Victoria Rose, a plastic surgeon who has been volunteering in Gaza since 2019, has seen the deprivation first-hand. She tells Rosanna Dodds howOn his last trip in August, he was limited to working with rudimentary medical equipment smuggled across the border and scarce supplies. His experience of working primarily with people injured by bomb explosions, and very often children, may seem like a wasted effort. However, Rose speaks unsentimentally about the work of the doctors who continue, describing how many are “better than some of the staff I have in the UK”.
Rose has made a great sacrifice by being on the front line. His bravery puts most of us to shame. Although aid workers are supposed to be protected, the International Rescue Committee estimates that more than 300 of them have died since this war began. Surgeons, nurses, food agencies and workers in general are more vulnerable in Gaza than during any other crisis in recent history.
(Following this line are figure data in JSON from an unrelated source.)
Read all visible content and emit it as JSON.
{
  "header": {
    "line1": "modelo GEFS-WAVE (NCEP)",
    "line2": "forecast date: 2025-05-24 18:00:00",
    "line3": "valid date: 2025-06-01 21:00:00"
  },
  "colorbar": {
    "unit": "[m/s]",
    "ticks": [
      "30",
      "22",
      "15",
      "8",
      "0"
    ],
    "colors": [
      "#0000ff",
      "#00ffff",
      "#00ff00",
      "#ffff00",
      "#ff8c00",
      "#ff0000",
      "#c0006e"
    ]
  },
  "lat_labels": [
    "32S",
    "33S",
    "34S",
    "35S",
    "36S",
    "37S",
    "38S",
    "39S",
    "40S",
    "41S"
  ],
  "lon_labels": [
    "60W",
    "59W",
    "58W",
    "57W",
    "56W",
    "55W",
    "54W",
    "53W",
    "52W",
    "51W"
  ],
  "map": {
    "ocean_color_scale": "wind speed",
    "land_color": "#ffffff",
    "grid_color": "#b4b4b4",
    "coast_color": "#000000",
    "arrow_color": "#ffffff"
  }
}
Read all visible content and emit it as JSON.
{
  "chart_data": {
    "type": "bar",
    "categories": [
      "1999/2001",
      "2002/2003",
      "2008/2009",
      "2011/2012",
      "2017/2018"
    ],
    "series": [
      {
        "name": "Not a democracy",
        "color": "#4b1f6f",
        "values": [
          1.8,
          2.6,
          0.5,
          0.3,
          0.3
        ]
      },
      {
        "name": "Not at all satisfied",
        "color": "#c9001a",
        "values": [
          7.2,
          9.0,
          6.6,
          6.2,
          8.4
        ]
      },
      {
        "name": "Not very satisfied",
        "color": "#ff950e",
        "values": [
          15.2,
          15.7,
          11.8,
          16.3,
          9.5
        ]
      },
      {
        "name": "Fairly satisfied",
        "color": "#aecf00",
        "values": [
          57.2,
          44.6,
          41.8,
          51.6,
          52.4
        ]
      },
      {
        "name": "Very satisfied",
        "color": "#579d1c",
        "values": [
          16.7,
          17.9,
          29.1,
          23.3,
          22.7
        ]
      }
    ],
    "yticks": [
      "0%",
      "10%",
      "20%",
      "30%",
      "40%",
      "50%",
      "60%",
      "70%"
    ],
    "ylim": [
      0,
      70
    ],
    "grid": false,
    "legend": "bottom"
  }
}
I am also proud of our special Save Our Skillsfocusing on those people trying to protect endangered industries. When Sarah Watson bought Phoenix Tile Studio in the West Midlands last year, she did so to preserve skills that were becoming extinct in the once-thriving potteries. “We are now one of only three tile makers left in Stoke and I didn’t want it to die,” says Watson of his effort to rejuvenate a limping industry. Nobody knows if the project will be successful. Last year, his equipment’s energy bills doubled, rent tripled, and the cost of materials increased more than 30 percent. What motivates them is the determination to unite the other potteries and save an industry. Similar things are happening for silversmith’s and millineryas we reported here. I take my cap off to all of them.
The philanthropic push is emerging younger than ever. According to US research lab Blackbaud Institute, 59 percent of Generation Z already donate to charity in some way. Young people appear to be more likely to take ethical and environmental considerations into account when investing and are willing to align themselves with causes they identify with. Marion Willingham has analyzed how this is changing the celebrity landscape in which one’s “brand” must increasingly have a cause. She brings together eight names that are making a difference. As our cover attests: these are familiar causes, infused with new attitudes.